Pumpkin Pie with Condensed Milk

Pumpkin pie with condensed milk – a detailed recipe cooking.

Recipe author – Nancy Fuller

Photo Pumpkin pie with condensed milk AT ремя: 3 час. 35 minutes Difficulty: easy Servings: 8 Measured containers are used in recipes volume: 1 cup (st.) – 240 ml. 3/4 cup (st.) – 180 ml. 1/2 cups (st.) – 120 ml. 1/3 cup (st.) – 80 ml. 1/4 cup (Art.) – 60 ml. 1 tablespoon (tbsp.) – 15 ml. 1 teaspoon (tsp) – 5 ml.

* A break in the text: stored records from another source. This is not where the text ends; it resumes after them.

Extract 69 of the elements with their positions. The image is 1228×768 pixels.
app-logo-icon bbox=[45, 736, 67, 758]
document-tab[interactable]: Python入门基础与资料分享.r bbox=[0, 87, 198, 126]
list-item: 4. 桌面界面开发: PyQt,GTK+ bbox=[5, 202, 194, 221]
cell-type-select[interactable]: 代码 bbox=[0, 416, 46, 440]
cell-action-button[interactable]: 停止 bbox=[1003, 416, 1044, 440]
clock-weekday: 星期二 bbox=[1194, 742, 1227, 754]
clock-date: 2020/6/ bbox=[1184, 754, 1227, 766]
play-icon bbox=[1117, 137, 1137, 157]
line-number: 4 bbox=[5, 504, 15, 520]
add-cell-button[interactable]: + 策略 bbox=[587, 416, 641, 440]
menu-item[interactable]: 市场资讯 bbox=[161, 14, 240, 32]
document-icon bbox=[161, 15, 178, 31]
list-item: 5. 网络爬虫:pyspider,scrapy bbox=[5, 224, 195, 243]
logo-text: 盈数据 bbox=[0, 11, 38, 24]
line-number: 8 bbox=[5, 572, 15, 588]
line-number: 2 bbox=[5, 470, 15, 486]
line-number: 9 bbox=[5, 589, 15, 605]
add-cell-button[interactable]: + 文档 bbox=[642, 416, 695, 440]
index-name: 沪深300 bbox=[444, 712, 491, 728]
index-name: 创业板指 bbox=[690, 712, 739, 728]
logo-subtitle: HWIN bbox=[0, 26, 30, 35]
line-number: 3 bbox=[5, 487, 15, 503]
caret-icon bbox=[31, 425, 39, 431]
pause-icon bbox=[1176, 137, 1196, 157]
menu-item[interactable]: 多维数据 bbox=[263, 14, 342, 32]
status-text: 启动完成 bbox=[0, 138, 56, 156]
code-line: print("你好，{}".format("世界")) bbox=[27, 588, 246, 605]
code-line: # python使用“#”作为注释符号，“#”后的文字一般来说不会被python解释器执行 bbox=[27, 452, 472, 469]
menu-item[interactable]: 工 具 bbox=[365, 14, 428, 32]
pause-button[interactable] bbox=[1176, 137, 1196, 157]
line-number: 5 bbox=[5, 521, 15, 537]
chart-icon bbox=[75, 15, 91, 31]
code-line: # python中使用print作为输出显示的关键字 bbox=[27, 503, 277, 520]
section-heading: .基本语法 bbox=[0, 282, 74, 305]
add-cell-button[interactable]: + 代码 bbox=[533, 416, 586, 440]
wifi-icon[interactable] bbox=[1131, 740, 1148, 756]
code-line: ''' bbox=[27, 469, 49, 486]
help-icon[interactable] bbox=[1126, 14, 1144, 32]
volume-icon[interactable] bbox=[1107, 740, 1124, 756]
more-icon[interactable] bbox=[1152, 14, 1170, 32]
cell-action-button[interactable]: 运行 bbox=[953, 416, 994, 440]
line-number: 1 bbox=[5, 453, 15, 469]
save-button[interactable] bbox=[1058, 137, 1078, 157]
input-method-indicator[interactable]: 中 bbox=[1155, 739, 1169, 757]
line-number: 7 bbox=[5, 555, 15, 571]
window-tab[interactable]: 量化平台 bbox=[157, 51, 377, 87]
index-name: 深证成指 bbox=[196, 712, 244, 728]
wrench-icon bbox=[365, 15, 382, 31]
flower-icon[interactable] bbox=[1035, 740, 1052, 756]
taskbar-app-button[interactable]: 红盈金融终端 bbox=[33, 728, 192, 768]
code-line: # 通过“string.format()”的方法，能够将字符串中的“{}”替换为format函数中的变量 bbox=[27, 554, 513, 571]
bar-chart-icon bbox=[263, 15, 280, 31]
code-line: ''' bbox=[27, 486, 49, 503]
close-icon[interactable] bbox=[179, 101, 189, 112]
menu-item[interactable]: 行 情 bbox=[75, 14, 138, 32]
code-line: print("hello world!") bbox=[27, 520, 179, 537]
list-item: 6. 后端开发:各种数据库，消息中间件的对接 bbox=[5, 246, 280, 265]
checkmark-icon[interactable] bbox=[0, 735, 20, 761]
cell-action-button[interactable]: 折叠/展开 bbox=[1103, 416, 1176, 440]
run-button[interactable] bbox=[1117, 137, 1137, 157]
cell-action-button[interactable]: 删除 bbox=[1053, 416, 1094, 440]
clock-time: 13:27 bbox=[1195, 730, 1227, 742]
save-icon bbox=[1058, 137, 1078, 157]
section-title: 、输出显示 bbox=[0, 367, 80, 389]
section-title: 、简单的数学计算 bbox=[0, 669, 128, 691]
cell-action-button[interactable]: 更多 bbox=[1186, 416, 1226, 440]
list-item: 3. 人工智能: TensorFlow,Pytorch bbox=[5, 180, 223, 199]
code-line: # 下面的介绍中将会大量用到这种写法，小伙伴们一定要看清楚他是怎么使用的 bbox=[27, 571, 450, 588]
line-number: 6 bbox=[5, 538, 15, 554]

Ingredients for the recipe:

Shortcrust pastry crust

  • 2 tbsp. premium flour, plus more for sprinkling
  • 1/4 tsp salt
  • 2/3 Art. cold unsalted butter, cut into pieces

Pumpkin and condensed milk filling

  • 1 medium pumpkin (about 1300 gr.)
  • Pumpkin Canola Oil
  • 400 gr. condensed milk
  • 1/2 tbsp. whipped cream
  • 2 tbsp. l corn starch
  • 2 tbsp. l molasses
  • 2 tbsp. l canola oil
  • 1 tbsp. l ground cinnamon
  • 1 tsp ground ginger
  • 3 large eggs

Recipes with similar ingredients: pumpkin, molasses, cinnamon, ginger ground, premium flour, shortbread dough, eggs, milk condensed, cream, starch

Recipe preparation:

  1. Preheat the oven to 190 ° C. Cut the stalk of the pumpkin, and cut the inside with the seeds. Cut the pumpkin in half and lay on the foil-lined baking sheet with the cut down. Lubricate the pumpkin with canola oil. Place in the oven and bake until softness for 1 h. Let cool. Scrape in a separate bowl pulp with a spoon.
  2. Korzh: while the pumpkin is preparing, at this time mix in a large bowl of flour, salt and butter, mash with a fork, then add ice water (4-5 tbsp. l.), and mash to form wet sand. Divide the dough in half, roll into a smooth ball. Wrap each in cling film and refrigerate on some time. Unroll the ball into a circle with a diameter of 30 cm. Distribute dough in a glass mold with a diameter of 22 cm, decoratively mash fingers edge. Pierce the dough on all sides with a fork. Put in the refrigerator is cooled for 15 minutes.
  3. Cover the form with the dough with foil and squeeze the beans. Bake about 12 min., remove the foil with the load.
  4. Stuffing: reduce the temperature in the oven to 170 ° C. Вfood processor load pumpkin, condensed milk, cream, corn starch, molasses, canola oil, cinnamon, ginger, salt and eggs, and beat thoroughly. Put the filling on a warm cake, and send to the oven. Bake the cake for about 1 hour. Rearrange the cake. on a cooling rack and let cool to room temperature. this homemade pie can be made cottage cheese and pumpkin stuffing.